Пионер 1956-07, страница 9

Пионер 1956-07, страница 9

Светлана чуть не выпустила бутылку из рук: так маралёнок дёргал и толкал её.

— А я сумею?

— Конечно, сумеешь. Чего тут уметь-то?

Маралята окружили Светлану. Они тянулись чёрными мордочками к бутылке. Один, попроворней, ухватил соску и стал сосать. Светлана чуть не выпустила бутылку из рук: так он дёргал и толкал её.

— Повыше, повыше держи,— сказала Катя,— будто он мать сосёт. Ведь когда они матку сосут, то голову кверху подымают.

Голос у Кати был добрый и ровный. И Светлана вдруг почувствовала, что ей очень легко и просто с этой спокойной девочкой.

— На, теперь ты,— сказала она и отдала бутылку. Светлана немножко устала от боязни уронить бутылку или сделать что-нибудь не так.

— А! Да он всё выпил!.. Хватит с тебя, хватит!

Катя налила молока и стала поить других маралят. А когда в бутылке осталось немножко молока, она снова подошла к самому маленькому.

— На, допей,— сказала она ему, будто он был маленький человек и всё понимал.— Тебе надо побольше пить. Ты у нас вырастешь большой, как наш Богатырь, и у тебя будут золотые рога... Мы его выходили и тебя выходим. Он-то был раненый, умирал совсем, да и то выходили. А ты здоровенький, только что маленький.

— Ты ему рассказываешь сказку? — улыбнулась Светлана.

— А как же? Он ведь сиротка, у него матки нет — умерла,— сказала Катя и погладила маралёнка своей загорелой, крепкой, с широкой ладонью рукой.

4

Это была не сказка.

Молодой марал бродил у самого моря. Была зима, тайга стояла чёрная и глухая. Шумел океан, загоняя в бухту пенную волну. Волна шла большая, но в бухте она стихала и уходила под ледяную кромку, окаймлявшую берег.

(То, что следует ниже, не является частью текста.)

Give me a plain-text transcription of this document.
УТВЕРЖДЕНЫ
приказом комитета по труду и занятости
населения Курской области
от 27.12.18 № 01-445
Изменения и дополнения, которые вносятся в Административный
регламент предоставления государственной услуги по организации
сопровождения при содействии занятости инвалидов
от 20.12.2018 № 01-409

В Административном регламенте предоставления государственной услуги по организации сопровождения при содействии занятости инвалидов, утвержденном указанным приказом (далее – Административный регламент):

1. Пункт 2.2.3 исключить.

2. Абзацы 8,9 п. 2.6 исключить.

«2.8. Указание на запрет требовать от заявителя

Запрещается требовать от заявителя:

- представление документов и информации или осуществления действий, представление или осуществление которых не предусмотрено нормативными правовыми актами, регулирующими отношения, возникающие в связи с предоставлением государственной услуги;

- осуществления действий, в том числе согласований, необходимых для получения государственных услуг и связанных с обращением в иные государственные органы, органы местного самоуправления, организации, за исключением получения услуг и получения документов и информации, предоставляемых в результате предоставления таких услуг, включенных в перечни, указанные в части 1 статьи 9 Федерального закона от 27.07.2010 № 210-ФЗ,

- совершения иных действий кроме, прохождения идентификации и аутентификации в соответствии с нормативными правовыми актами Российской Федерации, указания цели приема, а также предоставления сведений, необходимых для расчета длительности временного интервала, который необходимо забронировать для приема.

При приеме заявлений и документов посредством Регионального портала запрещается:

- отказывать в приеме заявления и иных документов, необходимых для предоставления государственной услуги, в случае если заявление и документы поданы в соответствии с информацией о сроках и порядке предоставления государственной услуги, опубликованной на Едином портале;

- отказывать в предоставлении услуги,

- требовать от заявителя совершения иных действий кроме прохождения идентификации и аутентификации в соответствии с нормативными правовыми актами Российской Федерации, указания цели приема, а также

Загоны в совхозе обнесены высокой крепкой изгородью из оцинкованной сетки. Через такую высокую стену не перескочит ни один марал. И к маралам из тайги никакой зверь не проберётся. Бывает, что в мрачную, непроглядную ночь, а чаще на рассвете, волки воют около изгороди, ходят,

рыщут взад и вперёд, чуя маралов, щёлкают зубами, прыгают на ячеистую проволочную стену, скребут её когтями... А потом скрываются, как тени, в тайге, так и не добравшись до живого маральего мяса.

Но случилось однажды так: подошёл молодой пантач к берегу залива. Он шёл, задумчиво жевал ветки деревьев, глодал сладкую кору и далеко отбился от стада. Он уже привык не бояться, он привык не прислушиваться к дальним лесным шорохам — шёл и шёл по берегу.

Изгородь концом упиралась в море. Волки изгородь не перескочат, по воде её не оплывут — они не полезут в воду... Чего бояться молодому маралу?

А волки и не стали перескакивать через изгородь и не стали прыгать в холодную тёмную воду. Ледяная закраина, слабо голубевшая в сумерках, легла им как мостик над водой. Они быстро пробежали по ней, обогнув изгородь, выскочили на берег и бросились на марала... Жалобно простонал марал предсмертным стоном в притихшей чёрной тайге...

Светлана и Катя сидели на лавочке в тени навеса. Сопки, одетые густой зеленью леса, замыкали горизонт. Словно тёмное зелёное море взбушевалось кругом, подняло огромные волны, да так и застыло.

— И загрызли? — с жалостью спросила Светлана.

— Да, почти загрызли,— ответила Катя,— только тут как раз набежал Андрей Михалыч Серебряков, объездчик, толин отец...

— Толин отец?!

— Да, он набежал да и пальнул по волкам. Ну, волки бросили марала, убежали.

— Одного эта... застрелил,— вставил Антон. Разложив по кормушкам траву, он подошёл и примостился около девочек.

— Ага, одного волка застрелил, А марал лежит в крови, встать не может...

Бархатные катины глаза прищурены и смотрят куда-то вдаль, в тот зимний лес, на побережье... Убитый волк, окровавленный снег, марал, которьтй глухо стонет, пытается встать и снова падает...

— Ну, и что же потом? — прервала Светлана.—■ Получше расскажи!